Begin februari bleek dat een meerderheid van de Tweede Kamer tegen de centrale opslag van vingerafdrukken uit het nieuwe paspoort is. Maar daarmee is het onderwerp nog niet van de politieke agenda. Morgen belegt de parlementaire commissie Binnenlandse Zaken een rondetafelgesprek over biometrische data in paspoorten. Het is daarom goed nog eens stil te staan bij de argumenten tegen centrale opslag van onze vingerafdrukken.
Het nieuwe paspoort bevat de vingerafdrukken van de eigenaar om look-alike fraude te voorkomen. Bij deze vorm van fraude misbruikt een persoon die lijkt op de werkelijke eigenaar een gestolen of verloren paspoort. Door bij controle aan de grens, bijvoorbeeld op Schiphol, de vingerafruk van de passagier te vergelijken met de vingerafdruk die in het paspoort staat opgeslagen, wordt dergelijk misbruik gedetecteerd. De vingerafdruk op het paspoort dient dus ter verificatie van de identiteit van de houder.

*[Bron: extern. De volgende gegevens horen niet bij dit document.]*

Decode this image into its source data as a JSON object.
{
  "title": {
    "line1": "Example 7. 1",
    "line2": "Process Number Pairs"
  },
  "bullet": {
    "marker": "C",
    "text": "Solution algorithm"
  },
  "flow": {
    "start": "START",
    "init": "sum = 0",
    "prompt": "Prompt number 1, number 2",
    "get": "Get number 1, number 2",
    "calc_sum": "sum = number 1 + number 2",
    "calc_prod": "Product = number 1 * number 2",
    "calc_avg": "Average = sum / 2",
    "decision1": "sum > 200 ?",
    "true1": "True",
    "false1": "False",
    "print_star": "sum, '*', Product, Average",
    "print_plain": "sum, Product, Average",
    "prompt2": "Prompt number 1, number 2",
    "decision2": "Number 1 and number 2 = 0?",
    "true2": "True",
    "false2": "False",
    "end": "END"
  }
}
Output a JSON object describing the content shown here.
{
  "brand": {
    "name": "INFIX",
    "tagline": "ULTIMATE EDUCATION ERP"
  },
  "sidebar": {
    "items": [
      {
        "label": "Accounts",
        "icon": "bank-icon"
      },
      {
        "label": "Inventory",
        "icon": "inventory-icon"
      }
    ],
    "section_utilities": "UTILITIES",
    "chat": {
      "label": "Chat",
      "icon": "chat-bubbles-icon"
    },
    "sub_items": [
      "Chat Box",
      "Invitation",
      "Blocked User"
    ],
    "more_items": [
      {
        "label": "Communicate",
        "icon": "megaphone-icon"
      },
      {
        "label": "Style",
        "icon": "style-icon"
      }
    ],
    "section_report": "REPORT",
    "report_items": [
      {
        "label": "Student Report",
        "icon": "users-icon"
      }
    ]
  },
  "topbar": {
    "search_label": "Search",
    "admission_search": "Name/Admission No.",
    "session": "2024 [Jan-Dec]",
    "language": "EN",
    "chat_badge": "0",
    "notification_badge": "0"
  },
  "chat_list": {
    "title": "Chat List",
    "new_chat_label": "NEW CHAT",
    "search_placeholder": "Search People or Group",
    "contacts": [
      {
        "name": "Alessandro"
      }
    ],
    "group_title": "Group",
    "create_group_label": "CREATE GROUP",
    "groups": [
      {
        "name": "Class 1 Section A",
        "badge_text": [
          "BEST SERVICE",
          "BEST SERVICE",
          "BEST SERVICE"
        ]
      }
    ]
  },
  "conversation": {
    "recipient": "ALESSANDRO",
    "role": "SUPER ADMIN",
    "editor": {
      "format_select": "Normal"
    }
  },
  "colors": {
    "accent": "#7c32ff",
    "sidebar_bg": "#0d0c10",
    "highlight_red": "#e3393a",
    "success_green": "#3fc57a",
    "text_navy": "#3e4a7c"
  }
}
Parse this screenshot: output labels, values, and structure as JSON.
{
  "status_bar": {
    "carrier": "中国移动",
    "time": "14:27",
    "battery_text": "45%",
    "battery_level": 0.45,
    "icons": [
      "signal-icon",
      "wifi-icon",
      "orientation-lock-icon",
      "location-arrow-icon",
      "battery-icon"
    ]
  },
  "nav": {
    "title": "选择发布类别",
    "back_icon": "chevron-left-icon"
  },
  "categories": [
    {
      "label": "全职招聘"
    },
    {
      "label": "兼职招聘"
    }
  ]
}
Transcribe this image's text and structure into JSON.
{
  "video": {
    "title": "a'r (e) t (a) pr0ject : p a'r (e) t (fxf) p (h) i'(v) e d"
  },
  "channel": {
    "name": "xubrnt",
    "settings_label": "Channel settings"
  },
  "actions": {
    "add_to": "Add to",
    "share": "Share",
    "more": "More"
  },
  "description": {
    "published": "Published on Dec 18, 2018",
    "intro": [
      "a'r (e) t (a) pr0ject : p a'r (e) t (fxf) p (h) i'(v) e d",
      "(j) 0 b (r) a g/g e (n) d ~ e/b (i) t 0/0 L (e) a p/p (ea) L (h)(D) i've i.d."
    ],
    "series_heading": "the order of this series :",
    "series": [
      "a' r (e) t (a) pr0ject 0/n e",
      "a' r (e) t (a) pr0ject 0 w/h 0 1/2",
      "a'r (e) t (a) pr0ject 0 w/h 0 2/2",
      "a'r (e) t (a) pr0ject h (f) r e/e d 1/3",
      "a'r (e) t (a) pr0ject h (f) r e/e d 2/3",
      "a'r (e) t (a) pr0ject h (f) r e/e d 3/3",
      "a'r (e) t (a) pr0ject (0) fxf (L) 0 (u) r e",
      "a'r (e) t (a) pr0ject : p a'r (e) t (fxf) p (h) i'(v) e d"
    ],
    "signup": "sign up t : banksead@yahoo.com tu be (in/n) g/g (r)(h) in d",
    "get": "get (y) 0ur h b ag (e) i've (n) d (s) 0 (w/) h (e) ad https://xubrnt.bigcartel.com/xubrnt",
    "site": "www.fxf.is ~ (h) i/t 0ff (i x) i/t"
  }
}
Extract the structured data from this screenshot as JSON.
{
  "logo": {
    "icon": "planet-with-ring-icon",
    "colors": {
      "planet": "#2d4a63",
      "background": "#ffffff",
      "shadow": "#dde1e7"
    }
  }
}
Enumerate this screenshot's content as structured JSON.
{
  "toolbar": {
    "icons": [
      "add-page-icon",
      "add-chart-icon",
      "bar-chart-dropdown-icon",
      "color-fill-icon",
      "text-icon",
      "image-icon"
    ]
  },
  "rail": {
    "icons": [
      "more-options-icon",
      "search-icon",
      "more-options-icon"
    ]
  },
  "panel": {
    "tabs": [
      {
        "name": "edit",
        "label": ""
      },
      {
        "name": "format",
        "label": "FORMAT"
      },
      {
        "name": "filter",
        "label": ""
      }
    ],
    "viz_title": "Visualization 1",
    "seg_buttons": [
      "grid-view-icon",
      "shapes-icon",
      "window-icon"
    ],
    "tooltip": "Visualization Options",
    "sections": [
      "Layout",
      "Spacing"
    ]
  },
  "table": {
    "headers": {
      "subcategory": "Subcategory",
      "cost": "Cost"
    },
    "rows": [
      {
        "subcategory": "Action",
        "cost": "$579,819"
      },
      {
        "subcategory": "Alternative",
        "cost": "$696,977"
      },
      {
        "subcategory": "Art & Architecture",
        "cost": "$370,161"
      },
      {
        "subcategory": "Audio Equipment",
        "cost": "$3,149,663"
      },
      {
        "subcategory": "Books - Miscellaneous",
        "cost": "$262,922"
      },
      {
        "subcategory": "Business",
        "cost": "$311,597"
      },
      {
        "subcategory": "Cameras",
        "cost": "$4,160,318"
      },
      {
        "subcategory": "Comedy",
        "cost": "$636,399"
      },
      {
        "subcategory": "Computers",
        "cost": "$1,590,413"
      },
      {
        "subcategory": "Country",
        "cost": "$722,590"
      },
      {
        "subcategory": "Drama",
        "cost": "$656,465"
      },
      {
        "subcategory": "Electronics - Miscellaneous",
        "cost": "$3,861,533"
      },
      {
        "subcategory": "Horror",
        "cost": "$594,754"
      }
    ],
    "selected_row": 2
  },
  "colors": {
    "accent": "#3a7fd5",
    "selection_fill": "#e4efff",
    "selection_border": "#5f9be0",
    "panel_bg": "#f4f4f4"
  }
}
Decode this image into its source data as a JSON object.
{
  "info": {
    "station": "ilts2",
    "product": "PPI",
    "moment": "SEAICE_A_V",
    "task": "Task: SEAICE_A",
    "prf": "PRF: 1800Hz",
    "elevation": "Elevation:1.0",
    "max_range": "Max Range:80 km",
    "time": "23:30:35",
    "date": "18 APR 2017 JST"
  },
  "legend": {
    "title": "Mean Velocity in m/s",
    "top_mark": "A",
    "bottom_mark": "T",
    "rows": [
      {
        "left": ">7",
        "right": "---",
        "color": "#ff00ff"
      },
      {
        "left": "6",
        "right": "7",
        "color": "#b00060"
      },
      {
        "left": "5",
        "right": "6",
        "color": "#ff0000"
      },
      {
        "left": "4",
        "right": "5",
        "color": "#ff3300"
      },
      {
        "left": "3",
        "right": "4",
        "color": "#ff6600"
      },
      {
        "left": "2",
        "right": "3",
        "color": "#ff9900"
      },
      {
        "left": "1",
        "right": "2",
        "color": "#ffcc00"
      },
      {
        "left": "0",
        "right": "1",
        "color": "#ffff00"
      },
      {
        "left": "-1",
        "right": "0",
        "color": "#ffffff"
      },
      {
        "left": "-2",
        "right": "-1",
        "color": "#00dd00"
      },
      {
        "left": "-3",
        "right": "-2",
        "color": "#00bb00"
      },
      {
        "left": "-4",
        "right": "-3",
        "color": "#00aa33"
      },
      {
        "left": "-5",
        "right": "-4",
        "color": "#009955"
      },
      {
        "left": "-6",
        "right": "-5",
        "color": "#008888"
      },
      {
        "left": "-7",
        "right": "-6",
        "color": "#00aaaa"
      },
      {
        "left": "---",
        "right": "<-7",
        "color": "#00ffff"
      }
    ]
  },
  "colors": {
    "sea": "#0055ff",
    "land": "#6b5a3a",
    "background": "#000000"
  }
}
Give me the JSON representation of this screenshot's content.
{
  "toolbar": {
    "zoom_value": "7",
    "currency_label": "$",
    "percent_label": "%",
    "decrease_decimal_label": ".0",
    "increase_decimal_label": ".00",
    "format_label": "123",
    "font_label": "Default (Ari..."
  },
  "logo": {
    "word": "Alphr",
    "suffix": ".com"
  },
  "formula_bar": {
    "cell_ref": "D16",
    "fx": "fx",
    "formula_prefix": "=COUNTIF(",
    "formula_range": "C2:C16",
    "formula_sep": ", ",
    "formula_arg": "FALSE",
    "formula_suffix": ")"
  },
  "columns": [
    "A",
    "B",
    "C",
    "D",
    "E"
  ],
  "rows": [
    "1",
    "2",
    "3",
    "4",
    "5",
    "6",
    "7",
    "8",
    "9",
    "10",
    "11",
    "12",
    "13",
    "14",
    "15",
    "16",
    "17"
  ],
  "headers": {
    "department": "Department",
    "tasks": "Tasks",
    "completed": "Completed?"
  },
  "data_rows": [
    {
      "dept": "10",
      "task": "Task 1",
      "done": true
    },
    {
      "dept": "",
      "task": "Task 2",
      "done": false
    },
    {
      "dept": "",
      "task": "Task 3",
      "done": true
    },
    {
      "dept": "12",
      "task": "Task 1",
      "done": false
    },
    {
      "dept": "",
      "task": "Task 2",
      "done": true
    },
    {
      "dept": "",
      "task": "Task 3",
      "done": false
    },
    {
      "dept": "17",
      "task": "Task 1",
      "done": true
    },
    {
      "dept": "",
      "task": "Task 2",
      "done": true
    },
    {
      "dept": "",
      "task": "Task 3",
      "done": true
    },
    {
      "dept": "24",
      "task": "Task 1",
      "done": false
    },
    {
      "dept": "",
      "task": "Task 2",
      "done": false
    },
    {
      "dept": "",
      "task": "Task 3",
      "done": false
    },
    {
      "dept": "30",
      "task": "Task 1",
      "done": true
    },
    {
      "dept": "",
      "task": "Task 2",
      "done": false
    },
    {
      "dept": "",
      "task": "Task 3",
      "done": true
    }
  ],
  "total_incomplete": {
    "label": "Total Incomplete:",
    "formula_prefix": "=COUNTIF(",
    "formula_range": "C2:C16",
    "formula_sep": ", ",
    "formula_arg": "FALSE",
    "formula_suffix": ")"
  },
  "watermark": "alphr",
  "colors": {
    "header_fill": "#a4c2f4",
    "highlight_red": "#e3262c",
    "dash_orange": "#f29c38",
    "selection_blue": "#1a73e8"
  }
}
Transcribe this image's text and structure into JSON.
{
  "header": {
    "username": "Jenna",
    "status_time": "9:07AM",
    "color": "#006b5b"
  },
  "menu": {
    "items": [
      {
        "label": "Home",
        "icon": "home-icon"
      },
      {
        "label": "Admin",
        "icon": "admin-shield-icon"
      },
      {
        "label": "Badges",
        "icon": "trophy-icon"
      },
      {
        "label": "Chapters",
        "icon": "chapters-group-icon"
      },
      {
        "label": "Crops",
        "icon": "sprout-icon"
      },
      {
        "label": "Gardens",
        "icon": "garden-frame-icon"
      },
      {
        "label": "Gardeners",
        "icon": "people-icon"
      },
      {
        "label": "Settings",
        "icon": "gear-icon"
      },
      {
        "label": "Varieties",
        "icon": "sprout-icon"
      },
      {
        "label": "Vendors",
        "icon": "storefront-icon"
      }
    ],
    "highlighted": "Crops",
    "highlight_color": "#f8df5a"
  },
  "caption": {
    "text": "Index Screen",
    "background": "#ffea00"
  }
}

Anders dan in het verleden door de toenmalige minister is betoogd, is centrale opslag van vingerafdrukken niet noodzakelijk voor verificatie. Zo’n centrale database dient een ander doel, namelijk het bepalen van de nog onbekende identiteit die hoort bij een gevonden vingerafdruk. Bijvoorbeeld als de politie een persoon zonder identiteitsbewijs staande houdt die weigert zijn naam te noemen, of als een vingerafdruk wordt gevonden op de plaats van een misdrijf. Centrale opslag van vingerafdrukken dient dus ter identificatie van vooralsnog onbekende personen. Dit is dus een ander doel dan waar de vingerafdruk in het paspoort oorspronkelijk voor bedoeld is, en daarmee dus in tegenspraak met de doelbindingsvereiste in de Wet bescherming persoonsgegevens. Centrale opslag schiet haar doel voorbij.